I Want Out

They say there is no religion, which they want. When has lack of religion ever hurt Pac-Man, which has been lacking religion for 30+ years.

They say there is one unit per tile, but this has never seemed to hurt chess games, which don't allow stacking, either.

How can this be a problem for CiV and not any other game if they are not looking back to past games?
Clearly civ5 is a spectacular game. I mean let's compare it to ET for Atari. I think that's a more fair comparison than trying to hold it to the high standards of Civ4.
 
How did they "make x worse" if there is not a complaint about a change from Civ4?

Well there is that, but the problem is not that it was changed but that the new system is worse than the old, Civ 4, one.

If the complaints are about gameplay in and of itself, there can be no "made x worse" because that would be pointing out a change.

This sentence does not compute. Of course calling something "made worse" is going to be about gameplay, because we're deriding mechanics which dictate how the game is played.

Outside of the crashing and the Steam requirement, I have seen few complaints that stand alone. People are comparing.

Then I'd have to say you're not looking, we've 1UPT craziness, lack of diplo, AIs "trying to win" (yeah right), incessant war declarations (to the point that Civ 5 Monty is only moderately insane), massive discrepancies in AI strengths within one game, AI idiocy in general, bad UI, bad coding, etc., etc., ad infinitum, ad nauseum.

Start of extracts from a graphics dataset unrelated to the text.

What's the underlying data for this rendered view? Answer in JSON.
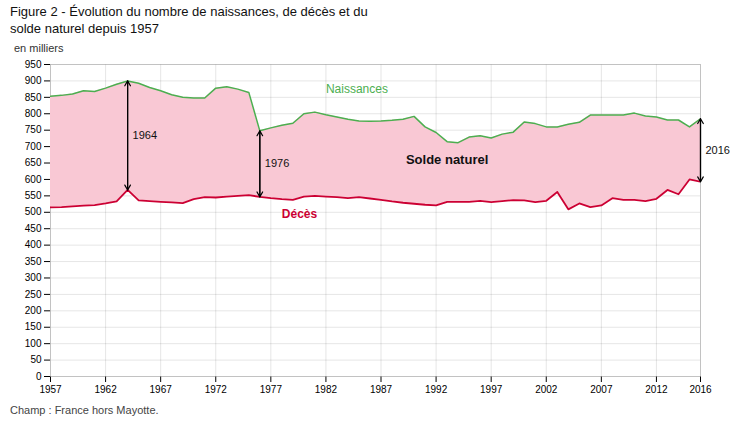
{
  "chart_data": {
    "type": "line",
    "title": "Figure 2 - Évolution du nombre de naissances, de décès et du\nsolde naturel depuis 1957",
    "ylabel": "en milliers",
    "caption": "Champ : France hors Mayotte.",
    "x": [
      1957,
      1958,
      1959,
      1960,
      1961,
      1962,
      1963,
      1964,
      1965,
      1966,
      1967,
      1968,
      1969,
      1970,
      1971,
      1972,
      1973,
      1974,
      1975,
      1976,
      1977,
      1978,
      1979,
      1980,
      1981,
      1982,
      1983,
      1984,
      1985,
      1986,
      1987,
      1988,
      1989,
      1990,
      1991,
      1992,
      1993,
      1994,
      1995,
      1996,
      1997,
      1998,
      1999,
      2000,
      2001,
      2002,
      2003,
      2004,
      2005,
      2006,
      2007,
      2008,
      2009,
      2010,
      2011,
      2012,
      2013,
      2014,
      2015,
      2016
    ],
    "series": [
      {
        "name": "Naissances",
        "color": "#4caf50",
        "values": [
          853,
          856,
          860,
          870,
          868,
          878,
          890,
          900,
          893,
          880,
          870,
          858,
          850,
          848,
          848,
          878,
          882,
          875,
          865,
          748,
          757,
          765,
          771,
          800,
          805,
          797,
          790,
          783,
          778,
          777,
          778,
          780,
          783,
          792,
          760,
          743,
          715,
          712,
          729,
          733,
          726,
          738,
          744,
          775,
          770,
          760,
          760,
          768,
          774,
          796,
          796,
          796,
          796,
          802,
          793,
          790,
          781,
          781,
          760,
          785
        ],
        "label_x": 1982,
        "label_y": 862
      },
      {
        "name": "Décès",
        "color": "#cc0033",
        "values": [
          515,
          516,
          518,
          520,
          522,
          527,
          533,
          568,
          536,
          534,
          532,
          530,
          528,
          540,
          546,
          545,
          548,
          550,
          552,
          547,
          543,
          540,
          538,
          548,
          550,
          548,
          546,
          543,
          546,
          542,
          538,
          533,
          529,
          526,
          523,
          521,
          532,
          532,
          532,
          535,
          531,
          534,
          537,
          536,
          531,
          535,
          562,
          509,
          527,
          516,
          521,
          543,
          538,
          538,
          534,
          541,
          568,
          555,
          600,
          593
        ],
        "label_x": 1978,
        "label_y": 510
      }
    ],
    "fill_between": {
      "lower": "Décès",
      "upper": "Naissances",
      "color": "#f9c8d4"
    },
    "annotations": [
      {
        "text": "Solde naturel",
        "x": 1993,
        "y": 660
      }
    ],
    "arrows": [
      {
        "label": "1964",
        "x": 1964,
        "y_from": 900,
        "y_to": 568
      },
      {
        "label": "1976",
        "x": 1976,
        "y_from": 748,
        "y_to": 547
      },
      {
        "label": "2016",
        "x": 2016,
        "y_from": 785,
        "y_to": 593
      }
    ],
    "xlim": [
      1957,
      2016
    ],
    "xticks": [
      1957,
      1962,
      1967,
      1972,
      1977,
      1982,
      1987,
      1992,
      1997,
      2002,
      2007,
      2012,
      2016
    ],
    "ylim": [
      0,
      950
    ],
    "yticks": [
      0,
      50,
      100,
      150,
      200,
      250,
      300,
      350,
      400,
      450,
      500,
      550,
      600,
      650,
      700,
      750,
      800,
      850,
      900,
      950
    ],
    "grid": true
  }
}
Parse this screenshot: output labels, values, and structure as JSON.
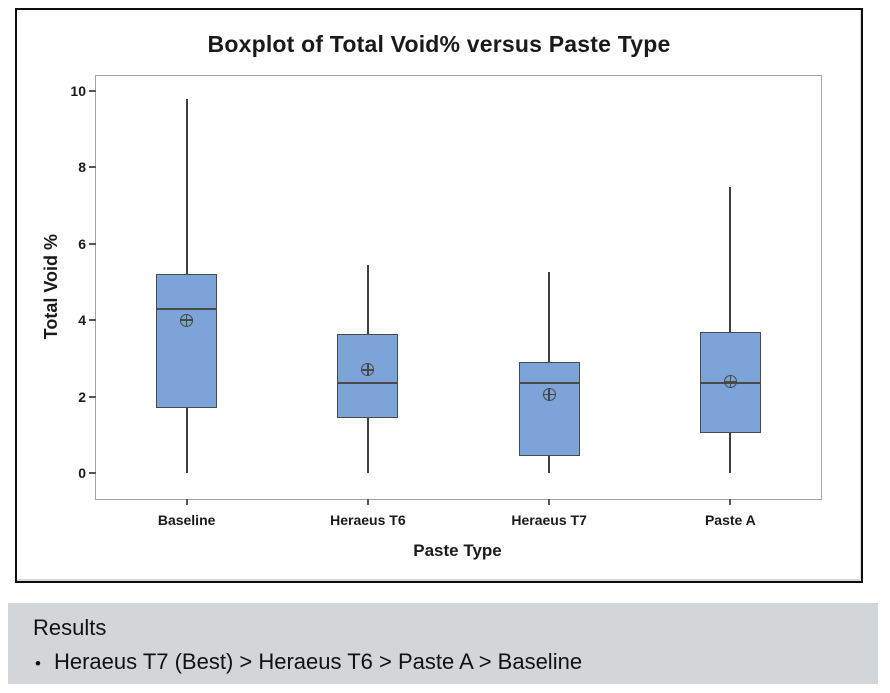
{
  "chart_data": {
    "type": "boxplot",
    "title": "Boxplot of Total Void% versus Paste Type",
    "xlabel": "Paste Type",
    "ylabel": "Total Void %",
    "ylim": [
      0,
      10
    ],
    "yticks": [
      0,
      2,
      4,
      6,
      8,
      10
    ],
    "categories": [
      "Baseline",
      "Heraeus T6",
      "Heraeus T7",
      "Paste A"
    ],
    "series": [
      {
        "name": "Baseline",
        "whisker_low": 0.0,
        "q1": 1.7,
        "median": 4.3,
        "q3": 5.2,
        "whisker_high": 9.8,
        "mean": 4.0
      },
      {
        "name": "Heraeus T6",
        "whisker_low": 0.0,
        "q1": 1.45,
        "median": 2.35,
        "q3": 3.65,
        "whisker_high": 5.45,
        "mean": 2.7
      },
      {
        "name": "Heraeus T7",
        "whisker_low": 0.0,
        "q1": 0.45,
        "median": 2.35,
        "q3": 2.9,
        "whisker_high": 5.25,
        "mean": 2.05
      },
      {
        "name": "Paste A",
        "whisker_low": 0.0,
        "q1": 1.05,
        "median": 2.35,
        "q3": 3.7,
        "whisker_high": 7.5,
        "mean": 2.4
      }
    ],
    "legend": "none",
    "grid": false,
    "colors": {
      "box_fill": "#7ca4d9",
      "box_border": "#4a4a4a",
      "whisker": "#3f3f3f",
      "mean_marker": "#474747",
      "plot_border": "#a3a3a3",
      "card_border": "#0d0d0d"
    }
  },
  "results_panel": {
    "heading": "Results",
    "bullet_glyph": "•",
    "bullet_text": "Heraeus T7 (Best) > Heraeus T6 > Paste A > Baseline",
    "background": "#d2d6d9"
  }
}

Now you may think some of them are not problems, but at the very least the coding problems, the UI and lack of diplo are universally acknowledged.

They say there is no religion, which they want. When has lack of religion ever hurt Pac-Man, which has been lacking religion for 30+ years.

Pac-Man is about eating dots, Civ is about building up a human society (at the macro level). Religion is going to be infinitely more relevant to a Civ game than a Pac-Man one. Try playing a game of Company of Heroes, without tanks or Nazis, and and you won't come back to us saying the point is valid.

They say there is one unit per tile, but this has never seemed to hurt chess games, which don't allow stacking, either.

Chess is a situational, tactical, no unit-build game. Civ is a strategic, empire, time based, unit building game. The comparison between the two is going to be at best superficial, but here it is completely invalid and deliberately misleading.

How can this be a problem for CiV and not any other game if they are not looking back to past games?

It is a problem for all games that don't look back to the past. How many successful sequels have you heard of that have thrown out every core mechanic and started anew with only the game? How many have done that and gone on to bomb badly?

As mentioned above it is not about this being new, it is about how the new version failed to build on the success of the predecessor, add in it's own new ideas sucessfully, and balance both tradition and innovation for a superior game.